Die Botschaft in dieser BVV-Sitzung sei nicht grundsätzlich gegen eine bestimmte Partei oder gegen Parteimitglieder gerichtet gewesen. Vielmehr sollte sie ein Weckruf sein. Denn nach Meinung des Bündnisses habe sich in den letzten BVV-Sitzungen eine gewisse Annäherung zwischen CDU und AfD angebahnt. Gemeinsam hätten die beiden Parteien etwa die Wahl einer Jugendstadträtin der SPD verhindert.

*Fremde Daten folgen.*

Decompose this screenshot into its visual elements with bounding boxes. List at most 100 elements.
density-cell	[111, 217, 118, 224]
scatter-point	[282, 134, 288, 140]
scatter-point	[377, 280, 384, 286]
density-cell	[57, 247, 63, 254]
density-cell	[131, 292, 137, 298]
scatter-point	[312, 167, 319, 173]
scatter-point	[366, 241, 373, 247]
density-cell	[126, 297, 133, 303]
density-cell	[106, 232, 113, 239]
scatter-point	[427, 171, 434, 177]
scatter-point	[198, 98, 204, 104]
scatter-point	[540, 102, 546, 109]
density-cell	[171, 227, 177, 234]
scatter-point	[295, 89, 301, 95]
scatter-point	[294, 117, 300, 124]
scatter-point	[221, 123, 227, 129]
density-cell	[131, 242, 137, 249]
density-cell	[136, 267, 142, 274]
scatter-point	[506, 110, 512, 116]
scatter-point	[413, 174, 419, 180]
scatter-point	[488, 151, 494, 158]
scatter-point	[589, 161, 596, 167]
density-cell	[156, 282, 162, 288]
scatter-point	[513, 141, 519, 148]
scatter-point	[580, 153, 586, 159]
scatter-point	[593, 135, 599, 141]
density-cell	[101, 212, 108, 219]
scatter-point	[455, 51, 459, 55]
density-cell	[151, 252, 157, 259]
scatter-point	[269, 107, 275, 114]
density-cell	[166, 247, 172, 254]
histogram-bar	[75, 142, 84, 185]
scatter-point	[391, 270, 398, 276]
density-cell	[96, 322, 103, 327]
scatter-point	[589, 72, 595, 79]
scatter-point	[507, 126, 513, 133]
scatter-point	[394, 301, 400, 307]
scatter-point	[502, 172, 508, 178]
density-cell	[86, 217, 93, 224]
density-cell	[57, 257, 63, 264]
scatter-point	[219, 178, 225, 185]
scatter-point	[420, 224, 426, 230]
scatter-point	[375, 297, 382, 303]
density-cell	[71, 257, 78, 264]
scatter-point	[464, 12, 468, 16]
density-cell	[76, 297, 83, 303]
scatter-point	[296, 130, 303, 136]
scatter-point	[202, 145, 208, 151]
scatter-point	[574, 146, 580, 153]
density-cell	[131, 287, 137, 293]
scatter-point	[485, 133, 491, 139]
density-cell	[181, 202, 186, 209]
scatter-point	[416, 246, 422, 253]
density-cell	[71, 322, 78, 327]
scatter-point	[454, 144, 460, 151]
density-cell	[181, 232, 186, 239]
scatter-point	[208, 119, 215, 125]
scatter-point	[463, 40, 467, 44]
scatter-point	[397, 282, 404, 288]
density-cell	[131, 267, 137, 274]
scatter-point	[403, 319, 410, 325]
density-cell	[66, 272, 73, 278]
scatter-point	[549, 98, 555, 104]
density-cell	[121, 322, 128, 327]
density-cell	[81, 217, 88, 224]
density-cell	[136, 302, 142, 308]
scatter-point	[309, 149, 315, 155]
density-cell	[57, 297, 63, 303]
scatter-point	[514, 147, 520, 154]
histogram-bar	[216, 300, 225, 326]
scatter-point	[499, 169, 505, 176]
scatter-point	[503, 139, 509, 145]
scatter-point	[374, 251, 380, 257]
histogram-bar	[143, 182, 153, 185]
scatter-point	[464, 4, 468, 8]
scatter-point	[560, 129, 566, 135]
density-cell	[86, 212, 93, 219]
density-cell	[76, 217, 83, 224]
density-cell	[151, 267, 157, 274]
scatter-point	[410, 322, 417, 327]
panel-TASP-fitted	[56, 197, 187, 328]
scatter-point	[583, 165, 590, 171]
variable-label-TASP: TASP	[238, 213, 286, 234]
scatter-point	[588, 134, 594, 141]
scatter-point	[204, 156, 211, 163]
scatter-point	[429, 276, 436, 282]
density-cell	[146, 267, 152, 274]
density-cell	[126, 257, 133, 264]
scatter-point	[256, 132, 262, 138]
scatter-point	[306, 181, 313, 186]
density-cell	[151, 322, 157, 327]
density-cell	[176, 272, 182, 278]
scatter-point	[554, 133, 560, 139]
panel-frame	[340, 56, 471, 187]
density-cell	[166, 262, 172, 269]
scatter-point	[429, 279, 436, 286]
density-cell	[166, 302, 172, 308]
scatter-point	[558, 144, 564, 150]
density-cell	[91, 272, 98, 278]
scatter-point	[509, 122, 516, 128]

„Das macht uns Sorgen, denn wir sprechen uns gegen eine menschenfeindliche Politik aus und sind deshalb gegen jegliche Kooperation mit der AfD im Bezirksparlament“, sagt Bäumer. Ihnen sei durchaus bewusst gewesen, dass solche  Aktionen in einer BVV-Sitzung nicht erlaubt sind. Dennoch hätten sie keine andere Möglichkeit gesehen, ihr Anliegen vorzutragen. „Denn wir brauchten einen Raum, in dem die Bezirksverordneten aller Parteien vertreten sind“, erklärt er. Um die Ernsthaftigkeit ihrer Botschaft zu zeigen, hätten sie sich bewusst für einen „stillen“ Protest entschieden. Also ein Weckruf zum einen und ein erstes öffentlichkeitswirksames Signal des jungen Bündnisses zum anderen. Frei nach dem Motto: „Hallo! Wir sind da! Mit uns dürfen Sie jetzt rechen!“

Michael Bäumer und Finn Tesmer gehören zum harten Kern der Initiative. Michael Bäumer ist 25 Jahre alt, kommt ursprünglich aus Sachsen-Anhalt, lebt aber seit zehn Jahren im Bezirk. Er engagierte sich lange Zeit als Pfadfinder, ist gelernter Gärtner und macht jetzt eine Ausbildung zum Rettungssanitäter. Finn Tesmer, 16 Jahre alt, ist in Steglitz-Zehlendorf aufgewachsen und macht gerade das Abitur. Gemeinsam mit etwa 30 weiteren jungen Leuten, zwischen 16 und 28 Jahren, haben sie im Oktober letzten Jahres das Bündnis ins Leben gerufen. „Weil wir gern aktiv werden und in unserem Kiez etwas bewirken wollen“, sagen sie.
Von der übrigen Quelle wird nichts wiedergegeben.